This lecture deepened participants' understanding of corporate decarbonization pathways, especially the key role of green electricity applications. It also inspired enthusiasm for exploring and practicing a net-zero future, providing strong knowledge support and practical insight for participants to promote sustainable development in their respective fields.
Day 7
On August 3, Professor Gu Baojing, Qiushi Distinguished Professor at Zhejiang University and recipient of the National Science Fund for Distinguished Young Scholars, delivered an academic report titled "Carbon-Nitrogen Cycles and Global Change." Although nitrogen is a key factor regulating global food security, its excessive use also poses major challenges to sustainable human development and has become one of the important threats to planetary safety boundaries. Today, global climate change, human-land relationships, and the international trade landscape are profoundly reshaping the planet's carbon and nitrogen cycles. Carbon and nitrogen emissions often share common sources and show trade-offs and synergies across multiple scales. Coordinated carbon-nitrogen emissions reduction is therefore of strategic importance for agricultural modernization and green development.
Professor Gu argued that the core of coordinated carbon-nitrogen emissions reduction lies in recognizing the close coupling between the two in nature and in human activities. On one hand, agricultural activities, such as fertilizer application and livestock farming, are major sources of reactive nitrogen emissions and also important sources of greenhouse gases such as nitrous oxide and methane. On the other hand, natural ecosystems such as forests and wetlands regulate nitrogen cycling and transformation while sequestering carbon. Pursuing carbon reduction or nitrogen reduction in isolation is therefore often inefficient and can even create negative effects. For example, large-scale afforestation for carbon sequestration may lead to ecosystem instability or low carbon-sequestration efficiency if nutrient constraints such as nitrogen are ignored. Simply reducing nitrogen fertilizer use to lower nitrogen pollution may threaten food security if management is inadequate. By developing a Coupled Human and Natural Systems (CHANS) model, Professor Gu integrated and quantitatively simulated carbon-nitrogen cycling processes and human demand at global and regional scales, offering a scientific method that can be referenced and scaled for coordinated carbon-nitrogen emissions reduction.

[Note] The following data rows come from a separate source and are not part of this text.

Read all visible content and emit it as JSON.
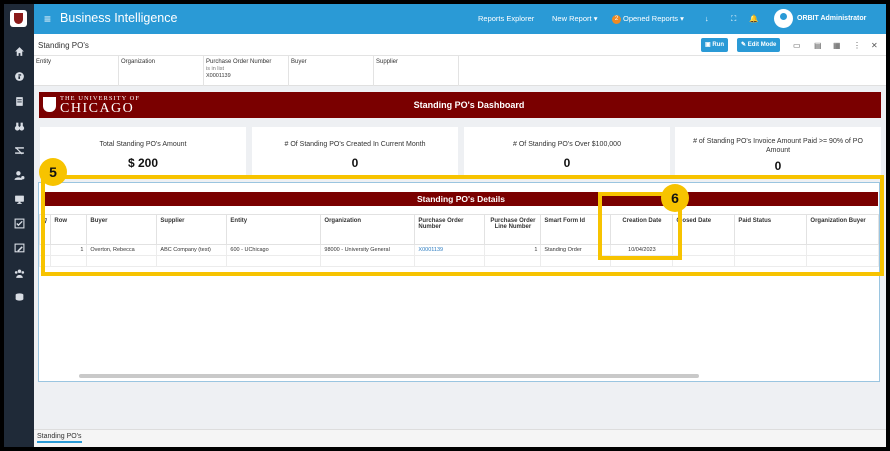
{
  "app": {
    "title": "Business Intelligence",
    "menu_glyph": "≡"
  },
  "topbar": {
    "reports_explorer": "Reports Explorer",
    "new_report": "New Report",
    "opened_reports": "Opened Reports",
    "opened_count": "2",
    "user_name": "ORBIT Administrator"
  },
  "sidebar": {
    "items": [
      "home-icon",
      "report-icon",
      "book-icon",
      "binoculars-icon",
      "shuffle-icon",
      "users-gear-icon",
      "monitor-icon",
      "checklist-icon",
      "pen-board-icon",
      "group-icon",
      "sql-icon"
    ]
  },
  "page": {
    "title": "Standing PO's",
    "run_label": "Run",
    "edit_mode_label": "Edit Mode"
  },
  "filters": [
    {
      "label": "Entity",
      "sub": "",
      "value": ""
    },
    {
      "label": "Organization",
      "sub": "",
      "value": ""
    },
    {
      "label": "Purchase Order Number",
      "sub": "is in list",
      "value": "X0001139"
    },
    {
      "label": "Buyer",
      "sub": "",
      "value": ""
    },
    {
      "label": "Supplier",
      "sub": "",
      "value": ""
    }
  ],
  "banner": {
    "logo_line1": "THE UNIVERSITY OF",
    "logo_line2": "CHICAGO",
    "title": "Standing PO's Dashboard"
  },
  "kpis": [
    {
      "label": "Total Standing PO's Amount",
      "value": "$ 200"
    },
    {
      "label": "# Of Standing PO's Created In Current Month",
      "value": "0"
    },
    {
      "label": "# Of Standing PO's Over $100,000",
      "value": "0"
    },
    {
      "label": "# of Standing PO's Invoice Amount Paid >= 90% of PO Amount",
      "value": "0"
    }
  ],
  "details": {
    "title": "Standing PO's Details",
    "columns": [
      "",
      "Row",
      "Buyer",
      "Supplier",
      "Entity",
      "Organization",
      "Purchase Order Number",
      "Purchase Order Line Number",
      "Smart Form Id",
      "Creation Date",
      "Closed Date",
      "Paid Status",
      "Organization Buyer"
    ],
    "rows": [
      [
        "",
        "1",
        "Overton, Rebecca",
        "ABC Company (test)",
        "600 - UChicago",
        "98000 - University General",
        "X0001139",
        "1",
        "Standing Order",
        "10/04/2023",
        "",
        "",
        ""
      ],
      [
        "",
        "",
        "",
        "",
        "",
        "",
        "",
        "",
        "",
        "",
        "",
        "",
        ""
      ]
    ]
  },
  "footer": {
    "tab_label": "Standing PO's"
  },
  "callouts": [
    {
      "number": "5"
    },
    {
      "number": "6"
    }
  ]
}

Professor Gu's report revealed the essence of this complex systems challenge and pointed to an essential pathway for systematically regulating the impact of human activities on the Earth's carbon and nitrogen cycles through interdisciplinary research, cross-sector collaboration, and international cooperation. This pathway is crucial for protecting key planetary safety boundaries and moving toward a sustainable future of harmony between humanity and nature. After the lecture, Professor Gu exchanged views with participants on topics including different models and their applicability, as well as emissions-reduction response strategies.
Building on solid preliminary preparation, each group quickly moved into action. Team members incorporated frontier ideas, industry insights, and practical methods from the lectures into the concrete steps of carbon accounting, using the models they had learned to build knowledge frameworks and construct or optimize carbon-emissions calculation models. Members collaborated efficiently within their groups, communicated progress regularly, and cross-validated data and calculation results to ensure the rigor of the accounting process and the credibility of the results. Through this approach, which closely combined theory and practice with clear division of responsibilities and close collaboration, participants not only deepened their understanding of professional carbon-accounting knowledge but also advanced their research tasks with greater precision and efficiency.